The rot goes to the top of the Met. The panel criticised former Met commissioner Lord Stevens for taking up employment with Murdoch’s tabloid following his departure from the police. It stated that “the demonstrated links between personnel at the highest levels of the Metropolitan Police and people working for a news organisation linked to criminality associated with the murder of Daniel Morgan, are of serious and legitimate public concern. For senior police officers to take up employment with media outlets or other organisations, whose record involves criminal activity, is profoundly damaging for the reputation of the police service.”

The News of the World, part of Murdoch’s News International group, was closed in 2011 following an outcry over its involvement in phone hacking.

Most damning, panel member Professor Rodney Morgan said the finding of institutional corruption was not used in a historic sense but “in the present tense”.

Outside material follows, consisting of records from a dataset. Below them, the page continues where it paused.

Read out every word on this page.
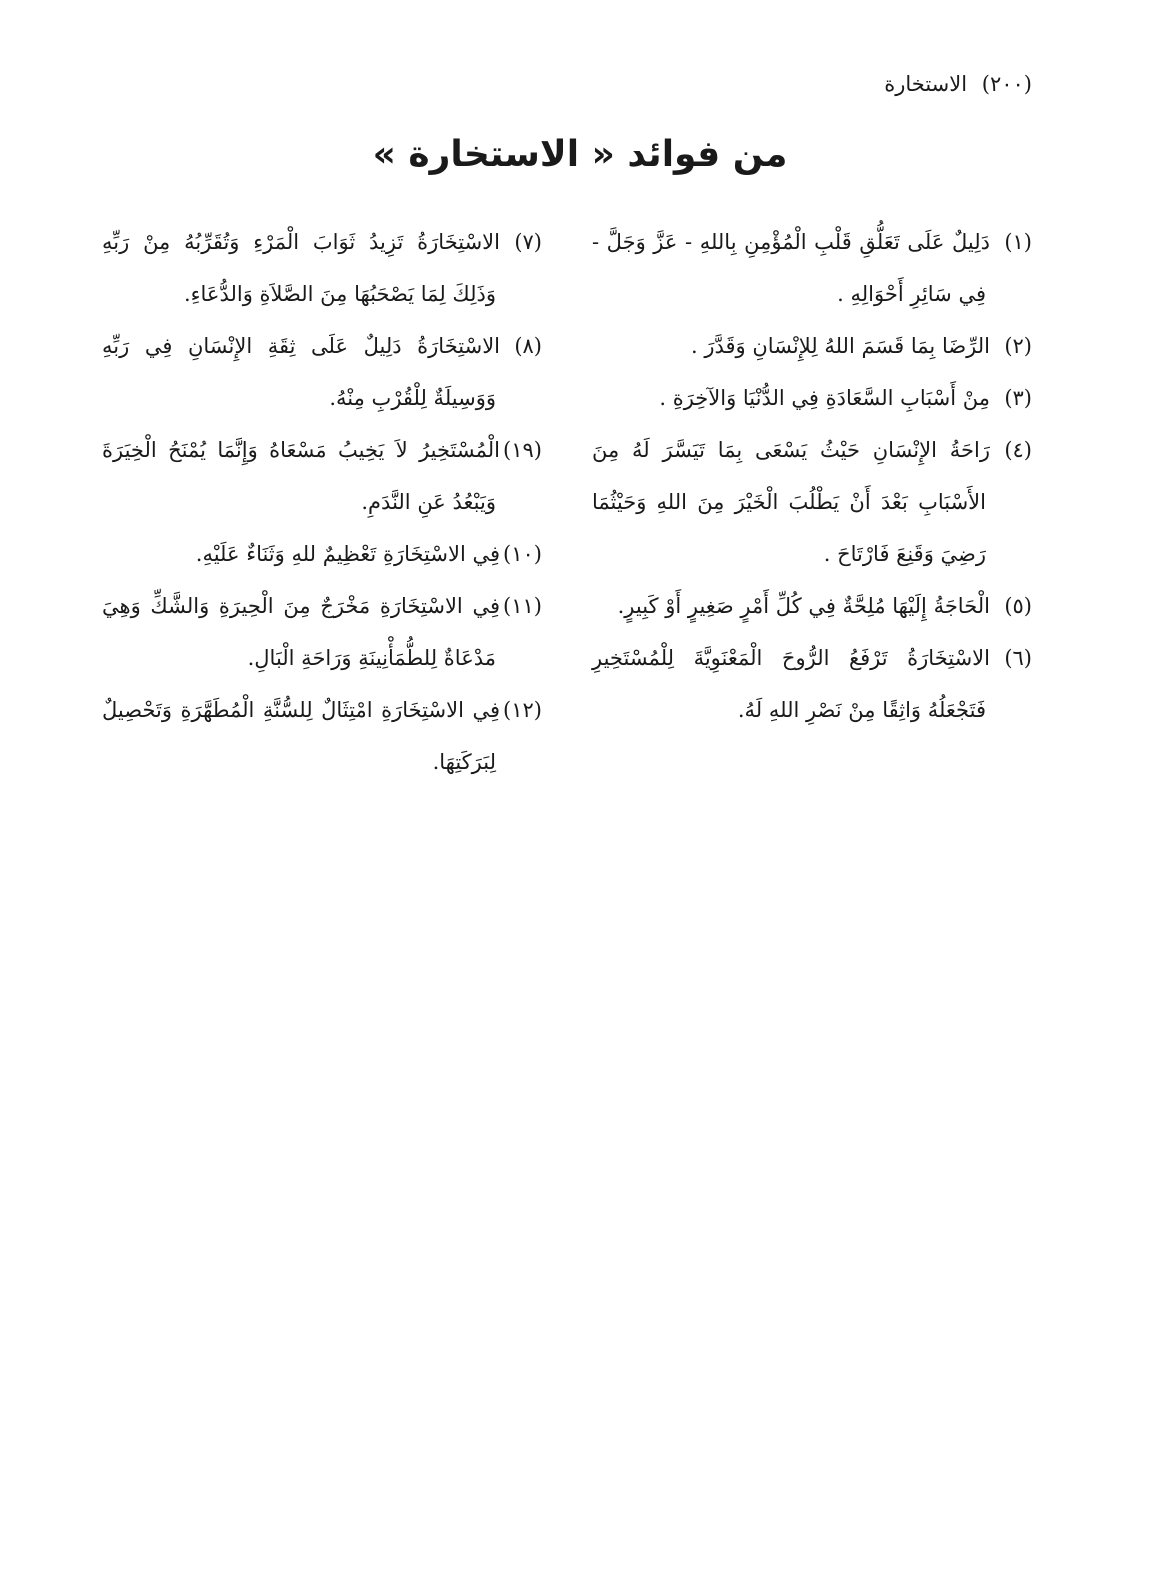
(٢٠٠) الاستخارة
من فوائد « الاستخارة »

(١)دَلِيلٌ عَلَى تَعَلُّقِ قَلْبِ الْمُؤْمِنِ بِاللهِ - عَزَّ وَجَلَّ - فِي سَائِرِ أَحْوَالِهِ .

(٢)الرِّضَا بِمَا قَسَمَ اللهُ لِلإِنْسَانِ وَقَدَّرَ .

(٣)مِنْ أَسْبَابِ السَّعَادَةِ فِي الدُّنْيَا وَالآخِرَةِ .

(٤)رَاحَةُ الإِنْسَانِ حَيْثُ يَسْعَى بِمَا تَيَسَّرَ لَهُ مِنَ الأَسْبَابِ بَعْدَ أَنْ يَطْلُبَ الْخَيْرَ مِنَ اللهِ وَحَيْثُمَا رَضِيَ وَقَنِعَ فَارْتَاحَ .

(٥)الْحَاجَةُ إِلَيْهَا مُلِحَّةٌ فِي كُلِّ أَمْرٍ صَغِيرٍ أَوْ كَبِيرٍ.

(٦)الاسْتِخَارَةُ تَرْفَعُ الرُّوحَ الْمَعْنَوِيَّةَ لِلْمُسْتَخِيرِ فَتَجْعَلُهُ وَاثِقًا مِنْ نَصْرِ اللهِ لَهُ.

(٧)الاسْتِخَارَةُ تَزِيدُ ثَوَابَ الْمَرْءِ وَتُقَرِّبُهُ مِنْ رَبِّهِ وَذَلِكَ لِمَا يَصْحَبُهَا مِنَ الصَّلاَةِ وَالدُّعَاءِ.

(٨)الاسْتِخَارَةُ دَلِيلٌ عَلَى ثِقَةِ الإِنْسَانِ فِي رَبِّهِ وَوَسِيلَةٌ لِلْقُرْبِ مِنْهُ.

(١٩)الْمُسْتَخِيرُ لاَ يَخِيبُ مَسْعَاهُ وَإِنَّمَا يُمْنَحُ الْخِيَرَةَ وَيَبْعُدُ عَنِ النَّدَمِ.

(١٠)فِي الاسْتِخَارَةِ تَعْظِيمٌ للهِ وَثَنَاءٌ عَلَيْهِ.

(١١)فِي الاسْتِخَارَةِ مَخْرَجٌ مِنَ الْحِيرَةِ وَالشَّكِّ وَهِيَ مَدْعَاةٌ لِلطُّمَأْنِينَةِ وَرَاحَةِ الْبَالِ.

(١٢)فِي الاسْتِخَارَةِ امْتِثَالٌ لِلسُّنَّةِ الْمُطَهَّرَةِ وَتَحْصِيلٌ لِبَرَكَتِهَا.
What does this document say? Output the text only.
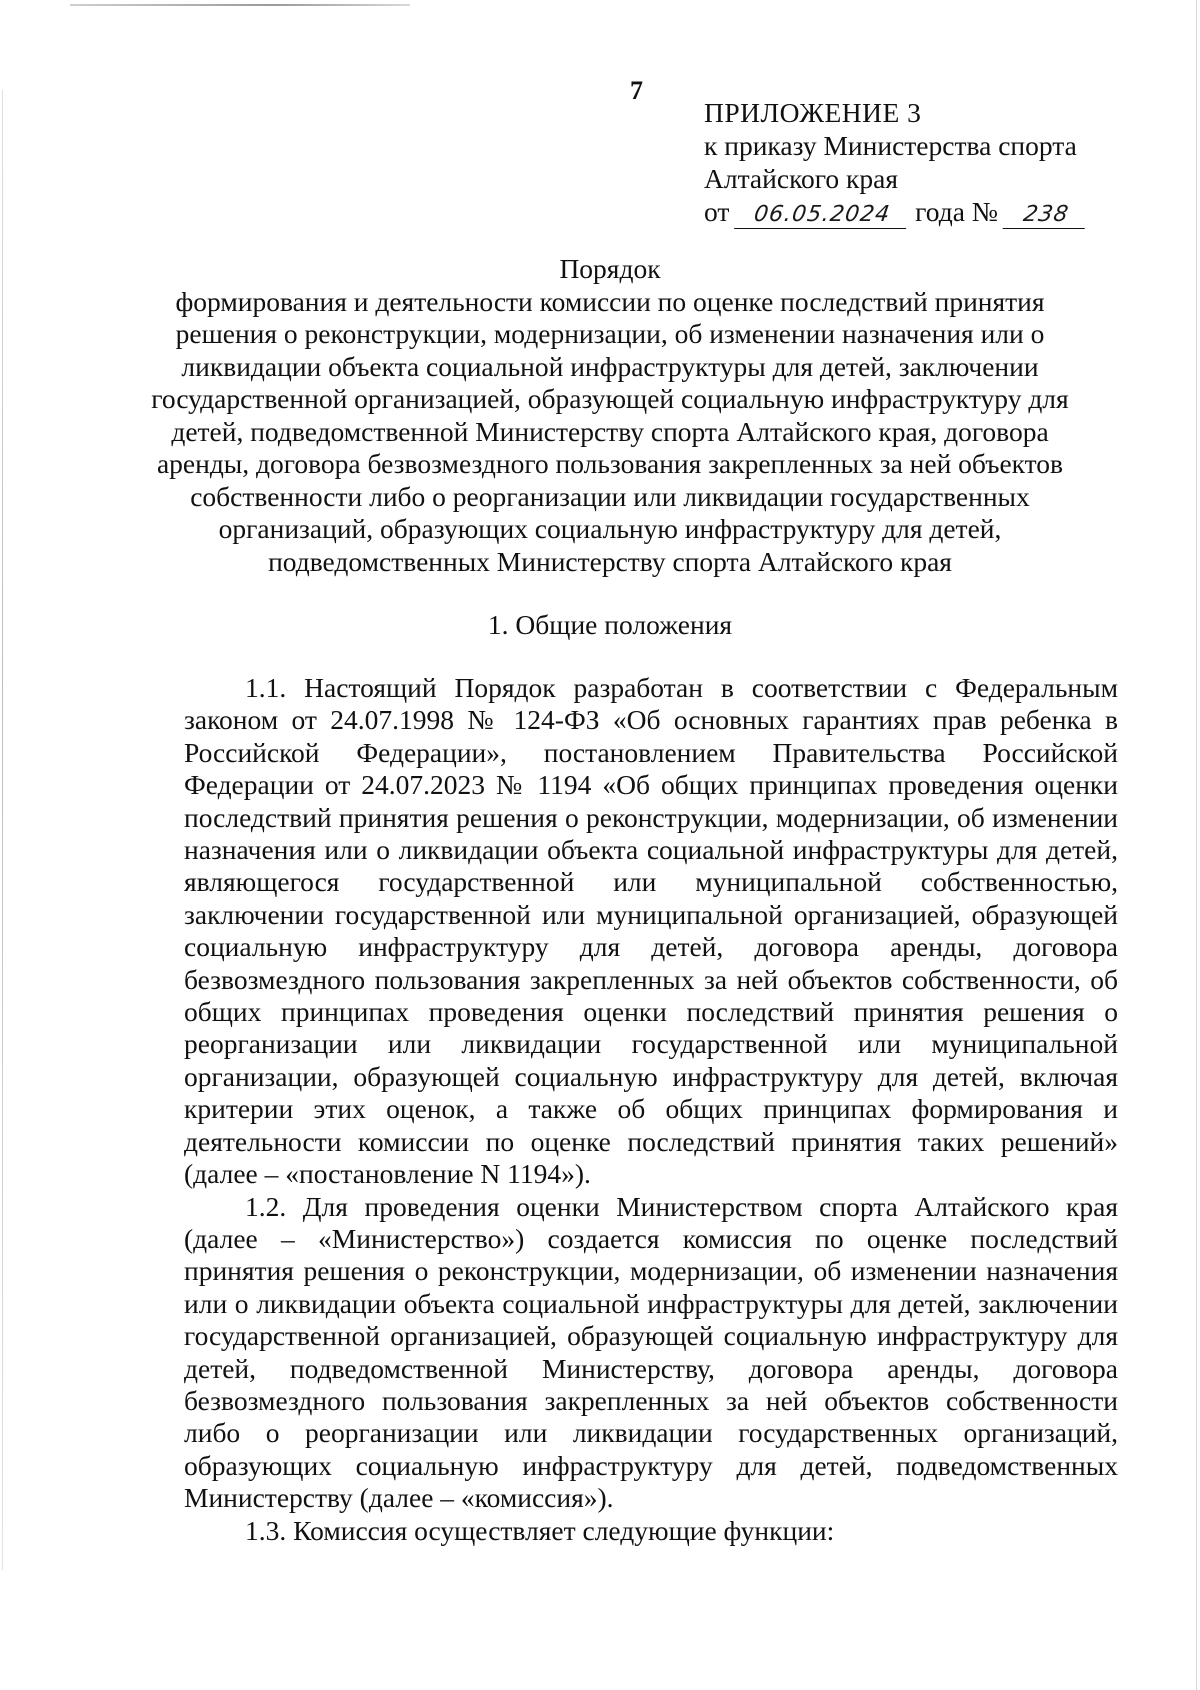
7
ПРИЛОЖЕНИЕ 3
к приказу Министерства спорта
Алтайского края
от 06.05.2024 года № 238
Порядок
формирования и деятельности комиссии по оценке последствий принятия решения о реконструкции, модернизации, об изменении назначения или о ликвидации объекта социальной инфраструктуры для детей, заключении государственной организацией, образующей социальную инфраструктуру для детей, подведомственной Министерству спорта Алтайского края, договора аренды, договора безвозмездного пользования закрепленных за ней объектов собственности либо о реорганизации или ликвидации государственных организаций, образующих социальную инфраструктуру для детей, подведомственных Министерству спорта Алтайского края
1. Общие положения

1.1. Настоящий Порядок разработан в соответствии с Федеральным законом от 24.07.1998 № 124-ФЗ «Об основных гарантиях прав ребенка в Российской Федерации», постановлением Правительства Российской Федерации от 24.07.2023 № 1194 «Об общих принципах проведения оценки последствий принятия решения о реконструкции, модернизации, об изменении назначения или о ликвидации объекта социальной инфраструктуры для детей, являющегося государственной или муниципальной собственностью, заключении государственной или муниципальной организацией, образующей социальную инфраструктуру для детей, договора аренды, договора безвозмездного пользования закрепленных за ней объектов собственности, об общих принципах проведения оценки последствий принятия решения о реорганизации или ликвидации государственной или муниципальной организации, образующей социальную инфраструктуру для детей, включая критерии этих оценок, а также об общих принципах формирования и деятельности комиссии по оценке последствий принятия таких решений» (далее – «постановление N 1194»).

1.2. Для проведения оценки Министерством спорта Алтайского края (далее – «Министерство») создается комиссия по оценке последствий принятия решения о реконструкции, модернизации, об изменении назначения или о ликвидации объекта социальной инфраструктуры для детей, заключении государственной организацией, образующей социальную инфраструктуру для детей, подведомственной Министерству, договора аренды, договора безвозмездного пользования закрепленных за ней объектов собственности либо о реорганизации или ликвидации государственных организаций, образующих социальную инфраструктуру для детей, подведомственных Министерству (далее – «комиссия»).

1.3. Комиссия осуществляет следующие функции:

Met Commissioner Cressida Dick was personally censured by the panel for the years of delays in its receiving requested information, including gaining access to the police national database, Holmes. The panel states that they have “never received any reasonable explanation … by [then] assistant commissioner Dick and her successors” for this obstruction.

It was Dick who, as Gold Commander, oversaw the operation that led to the brutal police killing of innocent Brazilian worker, Jean Charles de Menezes on July 22, 2005. Menezes was shot 11 times by plain clothes police using hollow-point bullets on a London underground train. No police officers were ever charged for his murder, and Dick was promoted to Deputy Assistant Commissioner for Security and Protection shortly after before becoming Commissioner.

Daniel Morgan’s brother, Alastair, who has led the fight for justice, denounced “police and successive governments” for their failure “to deal effectively with serious police criminality”, and called for Dick's immediate resignation.

Instead, the government and media have closed ranks around the Met. Home Secretary Priti Patel sought to delay publication of the report, demanding it be reviewed by her office prior to release on national security grounds. The Met rejected the panel’s key findings and dismissed calls for Dick’s resignation, while Patel and London's Labour Mayor Sadiq Khan signalled their “full confidence” in the Commissioner.